Kenapa banyak ASN PPPK gugat cerai suami?

Psikolog Ibunda.id, Danti Wulan Manunggal, menanggapi bahwa peningkatan kasus perceraian di kalangan Aparatur Sipil Negara (ASN) dapat ditinjau dari berbagai aspek psikologis, di samping faktor ekonomi.

Hal ini meliputi stres kerja, ketidakpuasan dalam pernikahan, hingga kurangnya keterampilan komunikasi.

1. Tekanan kerja

Danti mengungkapkan, berbagai dinamika dalam pekerjaan bisa menimbulkan kecemasan dan ketidakstabilan emosi yang memengaruhi keputusan seseorang.

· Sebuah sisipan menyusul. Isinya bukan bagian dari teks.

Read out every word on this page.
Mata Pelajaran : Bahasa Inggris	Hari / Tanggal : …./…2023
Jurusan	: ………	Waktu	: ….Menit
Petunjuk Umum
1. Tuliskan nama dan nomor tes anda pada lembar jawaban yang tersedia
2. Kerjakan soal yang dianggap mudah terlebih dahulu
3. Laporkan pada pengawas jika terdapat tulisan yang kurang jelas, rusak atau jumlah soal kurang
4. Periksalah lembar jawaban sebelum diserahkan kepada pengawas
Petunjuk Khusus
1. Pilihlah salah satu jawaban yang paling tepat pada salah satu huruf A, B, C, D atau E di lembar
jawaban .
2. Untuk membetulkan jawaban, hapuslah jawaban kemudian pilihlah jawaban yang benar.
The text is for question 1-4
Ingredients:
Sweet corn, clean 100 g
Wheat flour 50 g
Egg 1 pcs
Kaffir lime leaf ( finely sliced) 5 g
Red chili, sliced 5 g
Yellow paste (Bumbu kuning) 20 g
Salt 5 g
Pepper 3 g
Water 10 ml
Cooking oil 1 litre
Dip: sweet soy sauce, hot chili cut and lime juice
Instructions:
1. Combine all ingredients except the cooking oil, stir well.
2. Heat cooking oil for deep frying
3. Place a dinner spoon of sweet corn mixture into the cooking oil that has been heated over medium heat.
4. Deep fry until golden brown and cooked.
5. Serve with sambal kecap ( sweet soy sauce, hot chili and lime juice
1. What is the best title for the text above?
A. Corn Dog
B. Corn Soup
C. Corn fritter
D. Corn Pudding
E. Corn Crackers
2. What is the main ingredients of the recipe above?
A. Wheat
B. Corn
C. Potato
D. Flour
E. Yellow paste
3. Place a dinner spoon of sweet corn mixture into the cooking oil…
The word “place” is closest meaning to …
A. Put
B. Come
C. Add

"Ketidakpastian dalam promosi jabatan dan perubahan kebijakan bisa memicu emosi-emosi negatif yang berdampak pada pernikahan," terang Danti saat dihubungi Kompas.com, Jumat (1/8/2025).

Tidak hanya itu, kenaikan jabatan juga bisa menimbulkan kecemasan yang berdampak pada pengambilan keputusan orang tersebut.

2. Peran ganda

Menurut dia, peran ganda yang dialami ASN PPPK perempuan, yaitu sebagai pegawai dan ibu rumah tangga, kerap menimbulkan konflik dan kelelahan emosional.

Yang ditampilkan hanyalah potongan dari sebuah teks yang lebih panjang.